Parts of southern Africa and Madagascar enjoyed stunning views of last week’s annular solar eclipse. But the incredible views weren’t just limited to Earth.

NASA’s Solar Dynamics Observatory, or SDO, keeps constant tabs on the sun from its geosynchronous orbit. On September 1st, two more bodies jumped inside the frame – Earth and the moon. You’ll see the Earth briefly block SDO’s view of the sun in the video below. Just as Earth is leaving the frame, SDO spots the moon sliding across the sun’s face.

Cool stuff. You might be wondering why the Earth and moon look different from the SDO. We can see how the Earth’s edge isn’t as well defined as the moon’s. Why is that? Earth’s atmosphere is absorbing different amounts of sunlight at different altitudes, creating a softer edge. The moon’s lack of an atmosphere creates a harder edge.

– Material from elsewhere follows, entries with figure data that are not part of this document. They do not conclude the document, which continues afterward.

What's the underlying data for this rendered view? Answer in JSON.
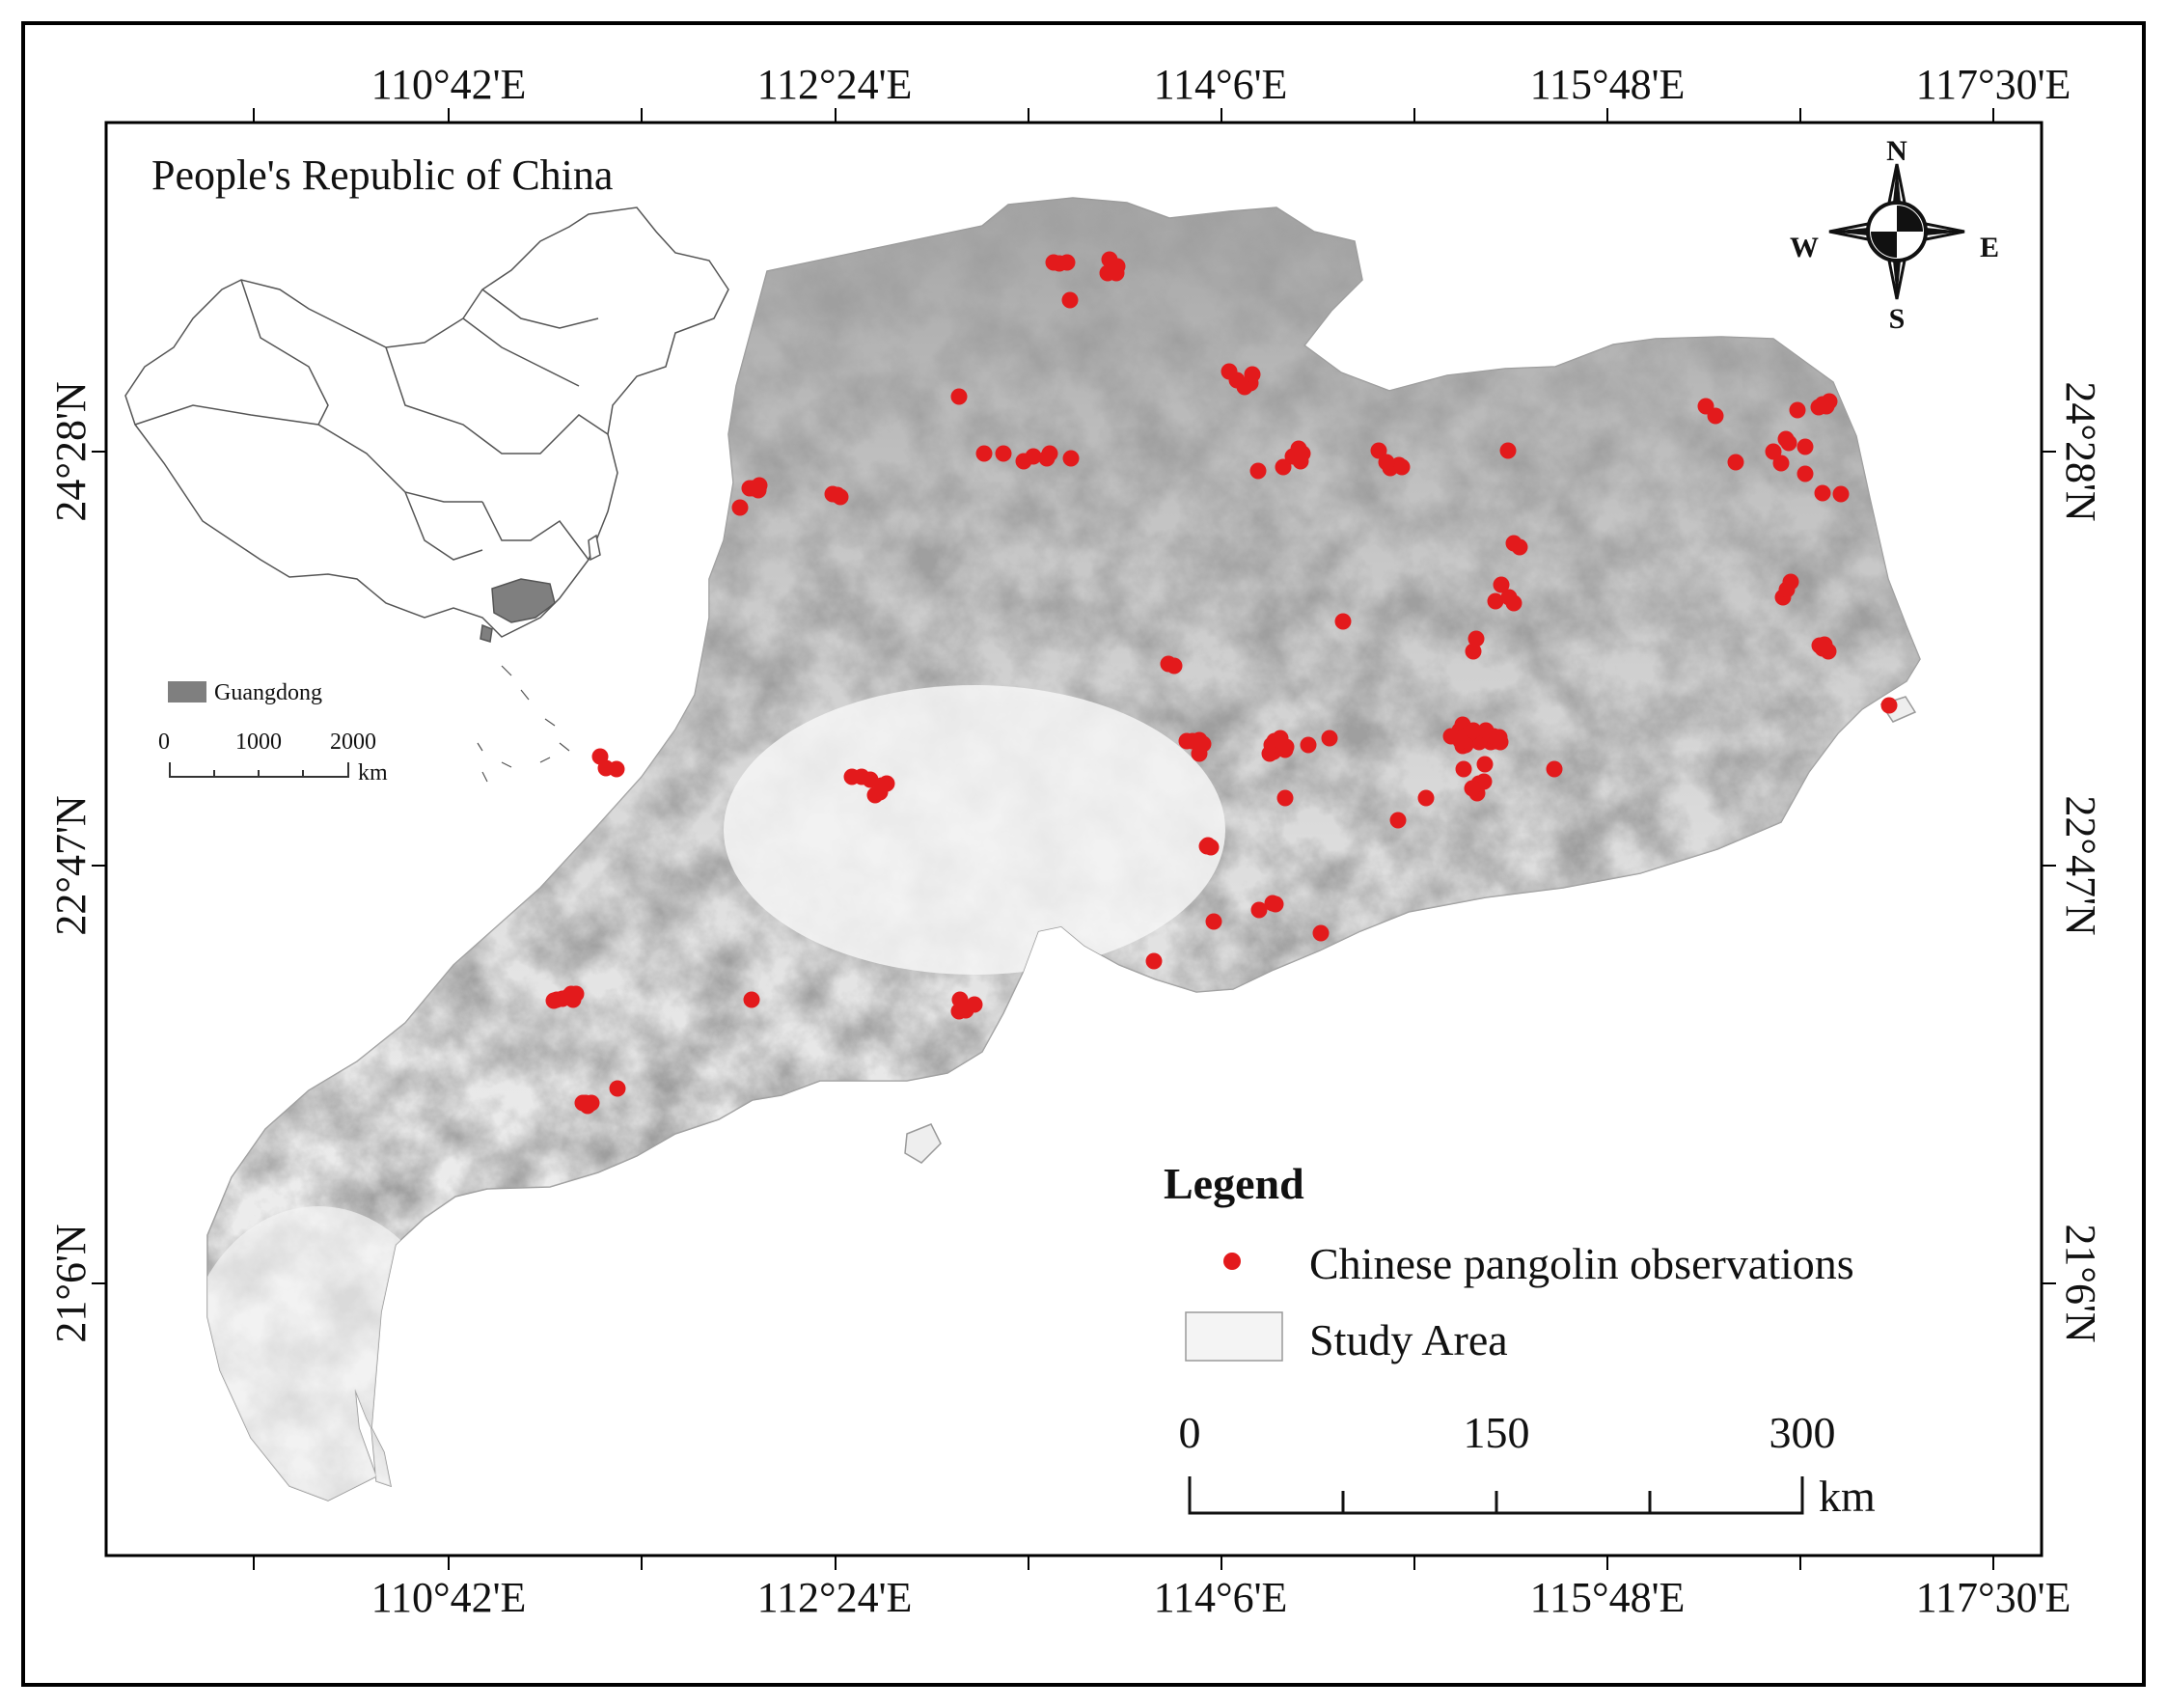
{
  "map": {
    "top_lon_labels": [
      "110°42'E",
      "112°24'E",
      "114°6'E",
      "115°48'E",
      "117°30'E"
    ],
    "bottom_lon_labels": [
      "110°42'E",
      "112°24'E",
      "114°6'E",
      "115°48'E",
      "117°30'E"
    ],
    "left_lat_labels": [
      "24°28'N",
      "22°47'N",
      "21°6'N"
    ],
    "right_lat_labels": [
      "24°28'N",
      "22°47'N",
      "21°6'N"
    ]
  },
  "inset": {
    "title": "People's Republic of China",
    "highlight_label": "Guangdong",
    "scale_labels": [
      "0",
      "1000",
      "2000"
    ],
    "scale_unit": "km"
  },
  "compass": {
    "n": "N",
    "s": "S",
    "e": "E",
    "w": "W"
  },
  "legend": {
    "title": "Legend",
    "observation_label": "Chinese pangolin observations",
    "study_area_label": "Study Area",
    "observation_color": "#e31a1c"
  },
  "scalebar": {
    "labels": [
      "0",
      "150",
      "300"
    ],
    "unit": "km"
  }
}
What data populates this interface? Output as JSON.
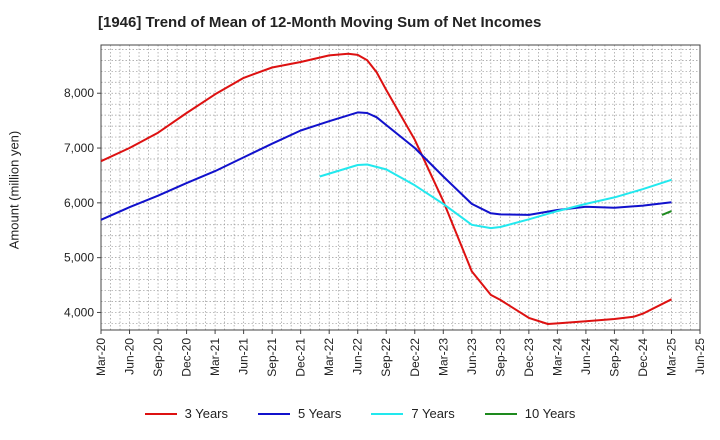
{
  "chart_data": {
    "type": "line",
    "title": "[1946]  Trend of Mean of 12-Month Moving Sum of Net Incomes",
    "ylabel": "Amount (million yen)",
    "xlabel": "",
    "ylim": [
      3680,
      8880
    ],
    "yticks": [
      4000,
      5000,
      6000,
      7000,
      8000
    ],
    "ytick_labels": [
      "4,000",
      "5,000",
      "6,000",
      "7,000",
      "8,000"
    ],
    "x_range": [
      "2020-03",
      "2025-06"
    ],
    "xtick_labels": [
      "Mar-20",
      "Jun-20",
      "Sep-20",
      "Dec-20",
      "Mar-21",
      "Jun-21",
      "Sep-21",
      "Dec-21",
      "Mar-22",
      "Jun-22",
      "Sep-22",
      "Dec-22",
      "Mar-23",
      "Jun-23",
      "Sep-23",
      "Dec-23",
      "Mar-24",
      "Jun-24",
      "Sep-24",
      "Dec-24",
      "Mar-25",
      "Jun-25"
    ],
    "grid": true,
    "legend_position": "bottom",
    "series": [
      {
        "name": "3 Years",
        "color": "#dd1111",
        "points": [
          [
            "2020-03",
            6760
          ],
          [
            "2020-06",
            7000
          ],
          [
            "2020-09",
            7280
          ],
          [
            "2020-12",
            7640
          ],
          [
            "2021-03",
            7980
          ],
          [
            "2021-06",
            8280
          ],
          [
            "2021-09",
            8470
          ],
          [
            "2021-12",
            8570
          ],
          [
            "2022-03",
            8690
          ],
          [
            "2022-05",
            8720
          ],
          [
            "2022-06",
            8700
          ],
          [
            "2022-07",
            8600
          ],
          [
            "2022-08",
            8380
          ],
          [
            "2022-09",
            8060
          ],
          [
            "2022-12",
            7150
          ],
          [
            "2023-03",
            6030
          ],
          [
            "2023-06",
            4750
          ],
          [
            "2023-08",
            4320
          ],
          [
            "2023-09",
            4230
          ],
          [
            "2023-12",
            3900
          ],
          [
            "2024-02",
            3790
          ],
          [
            "2024-03",
            3800
          ],
          [
            "2024-06",
            3840
          ],
          [
            "2024-09",
            3880
          ],
          [
            "2024-11",
            3920
          ],
          [
            "2024-12",
            3980
          ],
          [
            "2025-03",
            4240
          ]
        ]
      },
      {
        "name": "5 Years",
        "color": "#1111cc",
        "points": [
          [
            "2020-03",
            5690
          ],
          [
            "2020-06",
            5920
          ],
          [
            "2020-09",
            6130
          ],
          [
            "2020-12",
            6360
          ],
          [
            "2021-03",
            6580
          ],
          [
            "2021-06",
            6830
          ],
          [
            "2021-09",
            7080
          ],
          [
            "2021-12",
            7320
          ],
          [
            "2022-03",
            7490
          ],
          [
            "2022-06",
            7650
          ],
          [
            "2022-07",
            7640
          ],
          [
            "2022-08",
            7560
          ],
          [
            "2022-09",
            7420
          ],
          [
            "2022-12",
            7000
          ],
          [
            "2023-03",
            6480
          ],
          [
            "2023-06",
            5980
          ],
          [
            "2023-08",
            5810
          ],
          [
            "2023-09",
            5790
          ],
          [
            "2023-12",
            5780
          ],
          [
            "2024-03",
            5870
          ],
          [
            "2024-06",
            5930
          ],
          [
            "2024-09",
            5910
          ],
          [
            "2024-12",
            5950
          ],
          [
            "2025-03",
            6010
          ]
        ]
      },
      {
        "name": "7 Years",
        "color": "#22e8ee",
        "points": [
          [
            "2022-02",
            6480
          ],
          [
            "2022-06",
            6690
          ],
          [
            "2022-07",
            6700
          ],
          [
            "2022-09",
            6610
          ],
          [
            "2022-12",
            6320
          ],
          [
            "2023-03",
            5980
          ],
          [
            "2023-06",
            5600
          ],
          [
            "2023-08",
            5540
          ],
          [
            "2023-09",
            5560
          ],
          [
            "2023-12",
            5700
          ],
          [
            "2024-03",
            5850
          ],
          [
            "2024-06",
            5980
          ],
          [
            "2024-09",
            6100
          ],
          [
            "2024-12",
            6250
          ],
          [
            "2025-03",
            6420
          ]
        ]
      },
      {
        "name": "10 Years",
        "color": "#1e8a1e",
        "points": [
          [
            "2025-02",
            5780
          ],
          [
            "2025-03",
            5850
          ]
        ]
      }
    ]
  }
}
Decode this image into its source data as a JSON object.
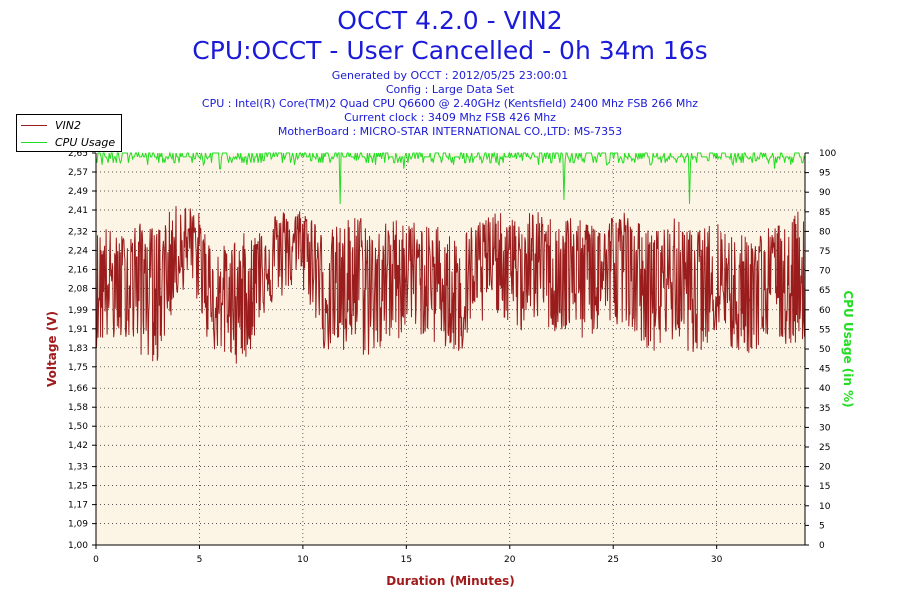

This isn’t the first time Earth and the moon photobombed SDO at the same time. It happened for the first time last September. During a partial solar eclipse on September 13th, the pair blocked the observatory’s view of the sun again.

An image from the September 2015 eclipse perfectly shows both edges. We can see Earth’s softer edge covering the very top of the sun. And, the moon’s softer edge moving right to left.

Sun, Earth and moon SDO

NASA’s SDO is used to the Earth and moon getting in the way. Each year, our blue marble barrels through dozens of times. Because of SDO’s orbit, the spacecraft passes behind Earth twice each year. For two to three weeks, the Earth blocks SDO’s view of the sun for at least a few minutes each day.

Today, SDO continues its constant observations of the sun. Every 36 seconds, the observatory collects enough data to fill an entire CD. All of this data will be used to help scientists understand what makes the sun tick.